The Blame Game - Blog #3

My own mother said, when I was diagnosed 35 years ago,
"Ah well; fair, fat and... (forty).

I was twenty five at the time, 172 cms and 68k. I soon set her right, but it was ten years later, after I'd married, had a baby, gained my bachelor degree as a teacher and moved to a regional town in north Queensland, that the visiting Endocrinologist really floored me when he said the same thing. By then I was a little heavier, about 72k, but by no means heavily overweight.
This throwaway line of "fair, fat and forty", has so many things wrong with it, whether someone is Type 1 or Type 2. At the time I just said to him, "I have juvenile diabetes, not the other sort. I'm insulin dependent!" and he looked at his notes studiously and didn't make any more remarks. I decided that he wasn't much good as an Endocrinologist and decided not to listen to anything else he had to say. Unfortunately he was the only specialist available in that regional centre and I had no support group nearby as my family were all in another state.

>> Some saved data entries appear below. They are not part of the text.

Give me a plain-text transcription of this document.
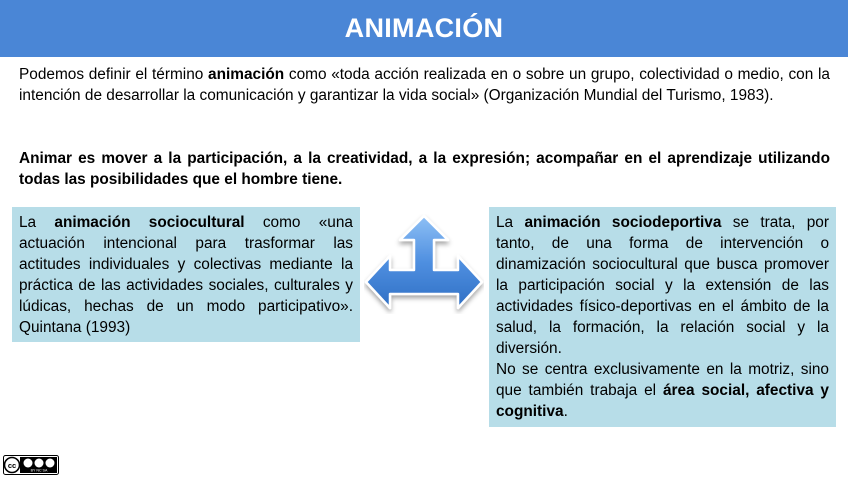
ANIMACIÓN

Podemos definir el término animación como «toda acción realizada en o sobre un grupo, colectividad o medio, con la intención de desarrollar la comunicación y garantizar la vida social» (Organización Mundial del Turismo, 1983).

Animar es mover a la participación, a la creatividad, a la expresión; acompañar en el aprendizaje utilizando todas las posibilidades que el hombre tiene.

La animación sociocultural como «una actuación intencional para trasformar las actitudes individuales y colectivas mediante la práctica de las actividades sociales, culturales y lúdicas, hechas de un modo participativo». Quintana (1993)

La animación sociodeportiva se trata, por tanto, de una forma de intervención o dinamización sociocultural que busca promover la participación social y la extensión de las actividades físico-deportivas en el ámbito de la salud, la formación, la relación social y la diversión.

No se centra exclusivamente en la motriz, sino que también trabaja el área social, afectiva y cognitiva.

cc
BY NC SA
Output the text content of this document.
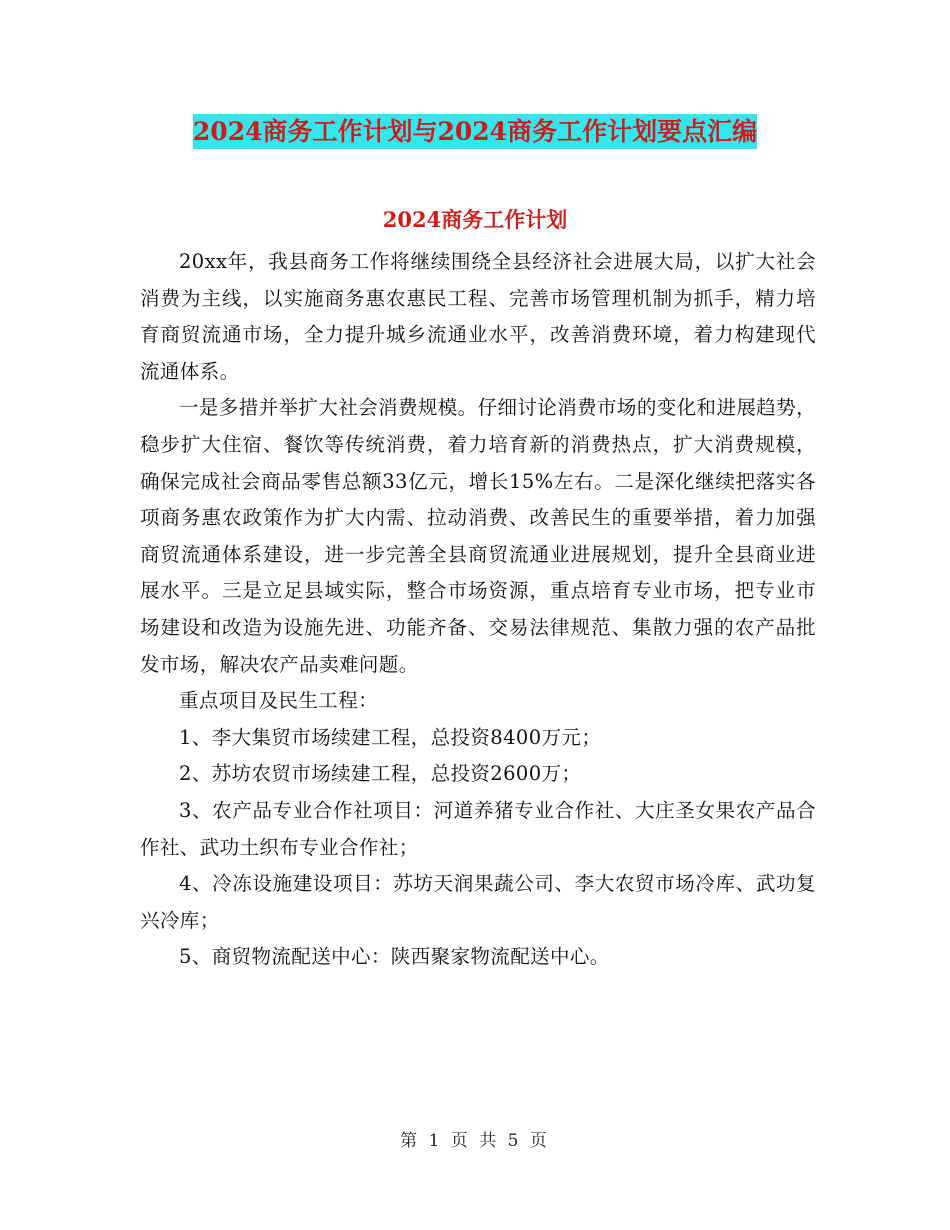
2024商务工作计划与2024商务工作计划要点汇编
2024商务工作计划

20xx年，我县商务工作将继续围绕全县经济社会进展大局，以扩大社会消费为主线，以实施商务惠农惠民工程、完善市场管理机制为抓手，精力培育商贸流通市场，全力提升城乡流通业水平，改善消费环境，着力构建现代流通体系。

一是多措并举扩大社会消费规模。仔细讨论消费市场的变化和进展趋势，稳步扩大住宿、餐饮等传统消费，着力培育新的消费热点，扩大消费规模，确保完成社会商品零售总额33亿元，增长15%左右。二是深化继续把落实各项商务惠农政策作为扩大内需、拉动消费、改善民生的重要举措，着力加强商贸流通体系建设，进一步完善全县商贸流通业进展规划，提升全县商业进展水平。三是立足县域实际，整合市场资源，重点培育专业市场，把专业市场建设和改造为设施先进、功能齐备、交易法律规范、集散力强的农产品批发市场，解决农产品卖难问题。

重点项目及民生工程：

1、李大集贸市场续建工程，总投资8400万元；

2、苏坊农贸市场续建工程，总投资2600万；

3、农产品专业合作社项目：河道养猪专业合作社、大庄圣女果农产品合作社、武功土织布专业合作社；

4、冷冻设施建设项目：苏坊天润果蔬公司、李大农贸市场冷库、武功复兴冷库；

5、商贸物流配送中心：陕西聚家物流配送中心。

第 1 页 共 5 页
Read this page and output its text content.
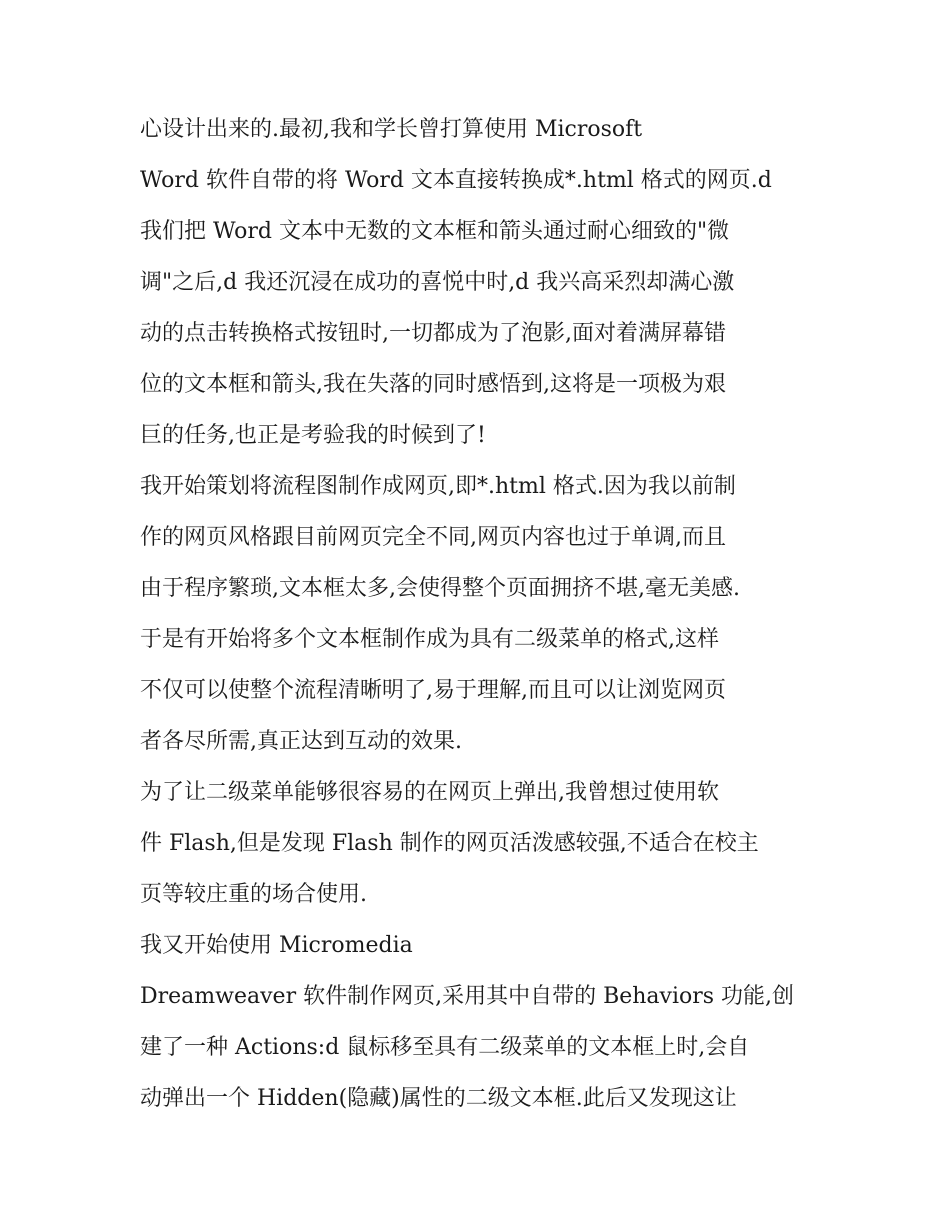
心设计出来的.最初,我和学长曾打算使用 Microsoft
Word 软件自带的将 Word 文本直接转换成*.html 格式的网页.d
我们把 Word 文本中无数的文本框和箭头通过耐心细致的"微
调"之后,d 我还沉浸在成功的喜悦中时,d 我兴高采烈却满心激
动的点击转换格式按钮时,一切都成为了泡影,面对着满屏幕错
位的文本框和箭头,我在失落的同时感悟到,这将是一项极为艰
巨的任务,也正是考验我的时候到了!
我开始策划将流程图制作成网页,即*.html 格式.因为我以前制
作的网页风格跟目前网页完全不同,网页内容也过于单调,而且
由于程序繁琐,文本框太多,会使得整个页面拥挤不堪,毫无美感.
于是有开始将多个文本框制作成为具有二级菜单的格式,这样
不仅可以使整个流程清晰明了,易于理解,而且可以让浏览网页
者各尽所需,真正达到互动的效果.
为了让二级菜单能够很容易的在网页上弹出,我曾想过使用软
件 Flash,但是发现 Flash 制作的网页活泼感较强,不适合在校主
页等较庄重的场合使用.
我又开始使用 Micromedia
Dreamweaver 软件制作网页,采用其中自带的 Behaviors 功能,创
建了一种 Actions:d 鼠标移至具有二级菜单的文本框上时,会自
动弹出一个 Hidden(隐藏)属性的二级文本框.此后又发现这让
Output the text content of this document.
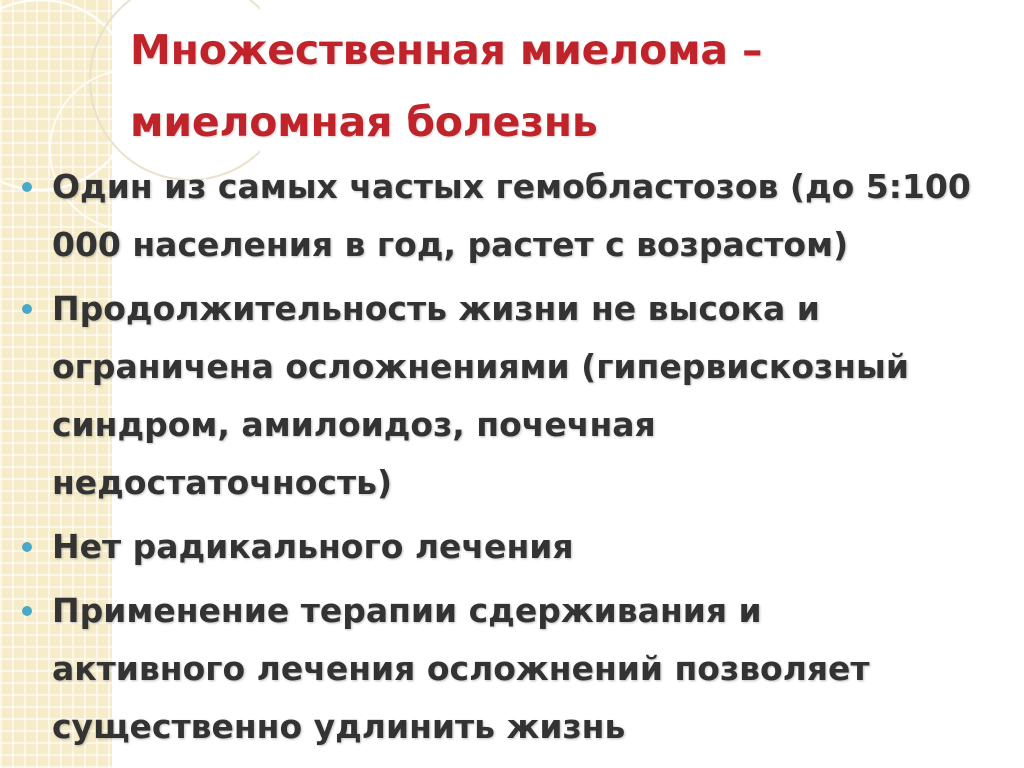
Множественная миелома –
миеломная болезнь
Один из самых частых гемобластозов (до 5:100 000 населения в год, растет с возрастом)
Продолжительность жизни не высока и ограничена осложнениями (гипервискозный синдром, амилоидоз, почечная недостаточность)
Нет радикального лечения
Применение терапии сдерживания и активного лечения осложнений позволяет существенно удлинить жизнь
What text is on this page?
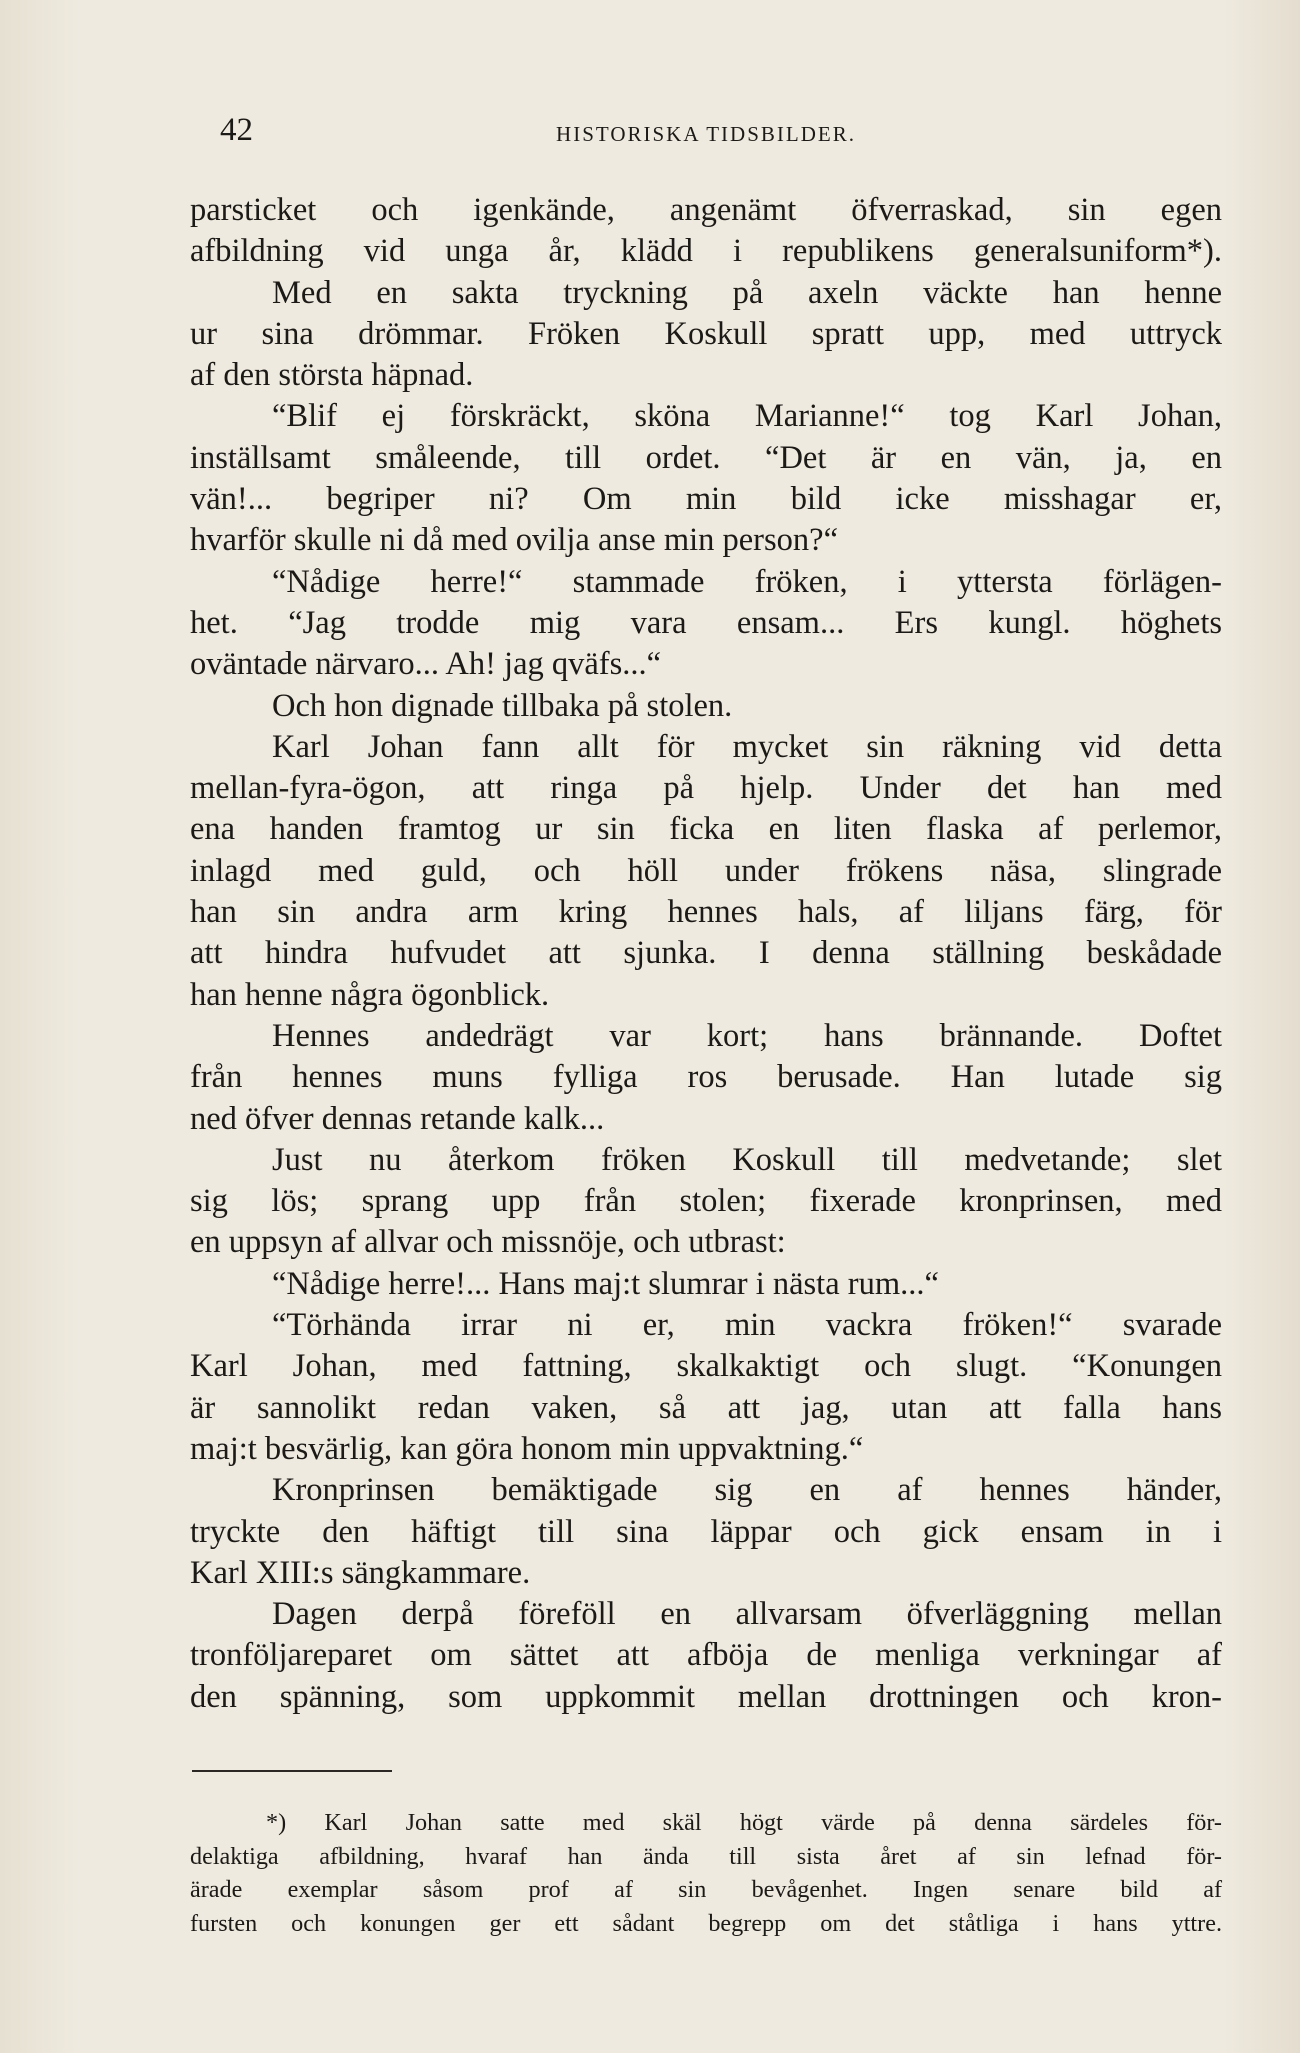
42	HISTORISKA TIDSBILDER.
parsticket och igenkände, angenämt öfverraskad, sin egen
afbildning vid unga år, klädd i republikens generalsuniform*).
Med en sakta tryckning på axeln väckte han henne
ur sina drömmar. Fröken Koskull spratt upp, med uttryck
af den största häpnad.
“Blif ej förskräckt, sköna Marianne!“ tog Karl Johan,
inställsamt småleende, till ordet. “Det är en vän, ja, en
vän!... begriper ni? Om min bild icke misshagar er,
hvarför skulle ni då med ovilja anse min person?“
“Nådige herre!“ stammade fröken, i yttersta förlägen-
het. “Jag trodde mig vara ensam... Ers kungl. höghets
oväntade närvaro... Ah! jag qväfs...“
Och hon dignade tillbaka på stolen.
Karl Johan fann allt för mycket sin räkning vid detta
mellan-fyra-ögon, att ringa på hjelp. Under det han med
ena handen framtog ur sin ficka en liten flaska af perlemor,
inlagd med guld, och höll under frökens näsa, slingrade
han sin andra arm kring hennes hals, af liljans färg, för
att hindra hufvudet att sjunka. I denna ställning beskådade
han henne några ögonblick.
Hennes andedrägt var kort; hans brännande. Doftet
från hennes muns fylliga ros berusade. Han lutade sig
ned öfver dennas retande kalk...
Just nu återkom fröken Koskull till medvetande; slet
sig lös; sprang upp från stolen; fixerade kronprinsen, med
en uppsyn af allvar och missnöje, och utbrast:
“Nådige herre!... Hans maj:t slumrar i nästa rum...“
“Törhända irrar ni er, min vackra fröken!“ svarade
Karl Johan, med fattning, skalkaktigt och slugt. “Konungen
är sannolikt redan vaken, så att jag, utan att falla hans
maj:t besvärlig, kan göra honom min uppvaktning.“
Kronprinsen bemäktigade sig en af hennes händer,
tryckte den häftigt till sina läppar och gick ensam in i
Karl XIII:s sängkammare.
Dagen derpå föreföll en allvarsam öfverläggning mellan
tronföljareparet om sättet att afböja de menliga verkningar af
den spänning, som uppkommit mellan drottningen och kron-
*) Karl Johan satte med skäl högt värde på denna särdeles för-
delaktiga afbildning, hvaraf han ända till sista året af sin lefnad för-
ärade exemplar såsom prof af sin bevågenhet. Ingen senare bild af
fursten och konungen ger ett sådant begrepp om det ståtliga i hans yttre.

Fortunately, the two things I had going for me were that I was a member of Diabetes Australia, Victoria and received their magazines every month and I had a great GP who understood Type 1 (though we didn't call it that then, it was still 'Juvenile Diabetes'). I made it my business to be in charge of my own health, to read the research and keep myself informed.
If I could go back now and put words in that north Queensland Endocrinologist's mouth, this is what I would have heard on that first visit to see him.
"I've been looking at your notes and I see you have Juvenile Diabetes. What sort of information have you been given about self-management? ... Is there anything that is worrying you at the moment, regarding your treatment and your health? .... I can see from your notes that you have been doing very well so far, you've had a baby and you're working full time. Let's have a look at your record book and see if there's anything we need to fine tune." 
This is how my current Endo communicates, and he's wonderful. We actually hugged at my last appt. after a particularly good HbA1C.

Doctor Tan, if you're still alive and listening, I hope you have improved your attention to patient detail and communication!
On the whole, after 35 years of it, I'm pretty immune to ignorant remarks. If the timing is right, I use it as an opportunity to educate and get people thinking a little more deeply about how those with chronic illness deal with life, if I strike someone particularly ignorant, I just say "This is how it works. If I go without insulin for 24 hours I will be in a coma, and if I don't have insulin for a couple of weeks, I will die. If I have too much insulin and can't get food to balance it, I will be in a coma and if the reaction is severe enough I will die. That's it, end of story." It usually shuts them up.